Ma, come il Vitelleschi, lo Scarampo era feroce e prepotente con Romani, che ormai da dieci anni circa vivevano senza il Papa e ne desideravano il ritorno sperando in un po' di pace e meno prepotenza. EUGENIO IV a Roma vi fece il suo solenne ingresso il 28 settembre del 1443 e si rese subito molto simpatico al popolo togliendo la tassa sul vino che il governatore pontificio aveva imposto. A Roma da Firenze si trasferì pure il concilio e qui riconfermò le bolle che il Papa aveva emanate contro l'antipapa (Felice V - Amedeo di Savoia) e i padri di Basilea.
Fra gli artefici della riconciliazione dell'imperatore con il papa, c'era sia a Basilea poi a Siena un giovane prelato, e che era prima ostile a Eugenio IV: Enea Silvio Piccolomini, futuro papa Pio II nel 1458.
Se a Roma era tornata la pace, tutto il resto d'Italia era in armi, a Milano come a Venezia, a Torino come a Firenze....
ma le dettagliate cronache guerresche le riportiamo nelle pagine in Storia d'Italia.
Poco prima di terminare il suo mandato terreno, Eugenio era amareggiato della neutralità della Germania e con Federico III d'Asburgo, nuoceva al suo prestigio, ma alla fine con intense trattative diplomatiche (al cui servizio fin dal 1442 era passato Enea Piccolomini) era riuscito a concludere un concordato con i principi tedeschi, che fu firmato a Roma il 7 febbraio 1447, mentre era già a letto per la malattia che doveva condurlo al sepolcro.

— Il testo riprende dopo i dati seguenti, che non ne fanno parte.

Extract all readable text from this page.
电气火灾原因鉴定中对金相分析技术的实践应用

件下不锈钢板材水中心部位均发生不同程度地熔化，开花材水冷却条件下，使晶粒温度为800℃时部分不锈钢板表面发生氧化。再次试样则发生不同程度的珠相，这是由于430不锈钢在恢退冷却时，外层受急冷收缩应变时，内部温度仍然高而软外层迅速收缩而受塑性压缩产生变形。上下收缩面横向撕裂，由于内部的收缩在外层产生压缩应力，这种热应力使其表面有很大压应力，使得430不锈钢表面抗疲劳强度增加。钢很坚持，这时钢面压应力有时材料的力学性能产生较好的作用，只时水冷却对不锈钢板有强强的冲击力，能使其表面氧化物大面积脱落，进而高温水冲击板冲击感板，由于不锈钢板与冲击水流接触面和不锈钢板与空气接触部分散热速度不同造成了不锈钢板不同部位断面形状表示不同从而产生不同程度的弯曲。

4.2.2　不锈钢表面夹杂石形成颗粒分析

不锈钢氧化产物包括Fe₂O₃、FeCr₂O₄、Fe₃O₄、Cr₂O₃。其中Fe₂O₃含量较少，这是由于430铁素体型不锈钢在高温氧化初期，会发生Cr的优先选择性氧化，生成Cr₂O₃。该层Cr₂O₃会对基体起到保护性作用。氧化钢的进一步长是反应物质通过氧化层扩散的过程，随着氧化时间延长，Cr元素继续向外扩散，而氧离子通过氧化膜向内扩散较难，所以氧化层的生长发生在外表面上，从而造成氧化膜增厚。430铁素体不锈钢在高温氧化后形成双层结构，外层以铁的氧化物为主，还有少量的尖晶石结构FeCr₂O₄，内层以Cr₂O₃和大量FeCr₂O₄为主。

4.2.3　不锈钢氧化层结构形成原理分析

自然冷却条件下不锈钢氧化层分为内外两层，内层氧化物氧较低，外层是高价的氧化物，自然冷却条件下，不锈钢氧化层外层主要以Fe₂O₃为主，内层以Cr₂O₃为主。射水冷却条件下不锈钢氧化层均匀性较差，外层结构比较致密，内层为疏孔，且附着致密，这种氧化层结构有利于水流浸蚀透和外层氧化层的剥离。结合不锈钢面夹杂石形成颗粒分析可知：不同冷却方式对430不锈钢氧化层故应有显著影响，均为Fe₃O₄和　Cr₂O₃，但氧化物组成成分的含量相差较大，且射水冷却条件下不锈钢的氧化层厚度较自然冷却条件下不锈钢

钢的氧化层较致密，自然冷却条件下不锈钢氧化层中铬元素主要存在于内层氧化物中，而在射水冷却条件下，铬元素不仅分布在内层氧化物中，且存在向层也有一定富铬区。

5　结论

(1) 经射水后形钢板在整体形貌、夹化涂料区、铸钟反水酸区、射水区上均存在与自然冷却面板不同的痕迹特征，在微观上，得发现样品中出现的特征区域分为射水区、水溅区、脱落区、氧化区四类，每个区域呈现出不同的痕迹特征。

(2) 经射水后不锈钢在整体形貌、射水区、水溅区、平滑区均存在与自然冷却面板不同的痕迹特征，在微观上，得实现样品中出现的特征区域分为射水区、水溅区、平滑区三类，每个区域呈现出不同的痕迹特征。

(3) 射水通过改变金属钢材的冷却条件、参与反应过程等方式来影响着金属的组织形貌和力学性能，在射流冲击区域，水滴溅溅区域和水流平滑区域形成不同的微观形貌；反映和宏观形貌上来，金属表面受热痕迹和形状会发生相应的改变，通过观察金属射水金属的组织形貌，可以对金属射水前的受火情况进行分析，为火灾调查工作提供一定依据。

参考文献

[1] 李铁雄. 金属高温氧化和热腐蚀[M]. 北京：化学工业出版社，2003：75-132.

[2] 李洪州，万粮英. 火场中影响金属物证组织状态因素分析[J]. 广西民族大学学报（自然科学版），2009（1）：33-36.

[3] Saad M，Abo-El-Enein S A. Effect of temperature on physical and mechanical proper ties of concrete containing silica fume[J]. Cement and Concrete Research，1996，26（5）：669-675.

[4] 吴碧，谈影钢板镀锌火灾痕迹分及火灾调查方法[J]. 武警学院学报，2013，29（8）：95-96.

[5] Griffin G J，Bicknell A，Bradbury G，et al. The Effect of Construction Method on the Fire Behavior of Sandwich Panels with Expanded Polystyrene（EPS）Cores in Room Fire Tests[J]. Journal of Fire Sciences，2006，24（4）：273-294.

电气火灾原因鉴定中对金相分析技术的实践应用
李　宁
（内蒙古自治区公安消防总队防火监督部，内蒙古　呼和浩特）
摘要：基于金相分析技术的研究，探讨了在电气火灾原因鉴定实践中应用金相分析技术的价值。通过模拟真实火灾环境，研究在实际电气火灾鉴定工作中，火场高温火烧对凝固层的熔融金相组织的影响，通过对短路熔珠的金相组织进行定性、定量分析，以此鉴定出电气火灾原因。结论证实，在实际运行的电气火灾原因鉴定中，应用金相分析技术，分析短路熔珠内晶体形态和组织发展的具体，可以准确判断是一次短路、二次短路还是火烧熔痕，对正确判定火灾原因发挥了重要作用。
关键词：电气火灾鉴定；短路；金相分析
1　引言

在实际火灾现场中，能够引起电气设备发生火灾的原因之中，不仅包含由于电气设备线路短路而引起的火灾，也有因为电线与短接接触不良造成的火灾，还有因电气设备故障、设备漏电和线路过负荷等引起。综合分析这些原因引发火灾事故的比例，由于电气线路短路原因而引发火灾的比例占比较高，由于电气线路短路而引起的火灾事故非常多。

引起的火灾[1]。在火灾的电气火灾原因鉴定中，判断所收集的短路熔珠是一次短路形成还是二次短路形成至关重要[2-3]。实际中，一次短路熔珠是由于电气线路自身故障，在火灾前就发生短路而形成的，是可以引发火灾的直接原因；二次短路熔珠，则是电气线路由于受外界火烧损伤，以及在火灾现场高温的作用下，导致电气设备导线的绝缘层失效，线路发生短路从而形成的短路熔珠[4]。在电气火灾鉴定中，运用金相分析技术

Infatti, pochi giorni dopo, il 23 febbraio 1447, Eugenio moriva.
Enea Picolomini (futuro papa Pio II) pur schierato inizialmente contro Eugenio scrisse poi di lui "Fu un papa grande e glorioso; disprezzò il denaro, amò la virtù; nella prospera fortuna non fu orgoglioso, nell'avversa non si perse d'animo; non conobbe la paura; il suo animo tranquillo si rifletteva nel suo volto sempre uguale".
Era un uomo di modesta cultura, ciononostante si circondò di valenti letterati, aprì Roma all'Umanesimo, nel restauro delle chiese chiamò accanto a sè valenti artisti come il Donatello, l'Angelico, Pisanello, e proprio al Filarete (prima arte rinascimentale in Roma) affidò la scultura delle porte di bronzo della costruenda Basilica San Pietro, che sono ispirate proprio al Concilio di Firenze (un Concilio il suo, che ebbe - non era mai accaduto - tre sedi a Ferrara, Siena e Roma).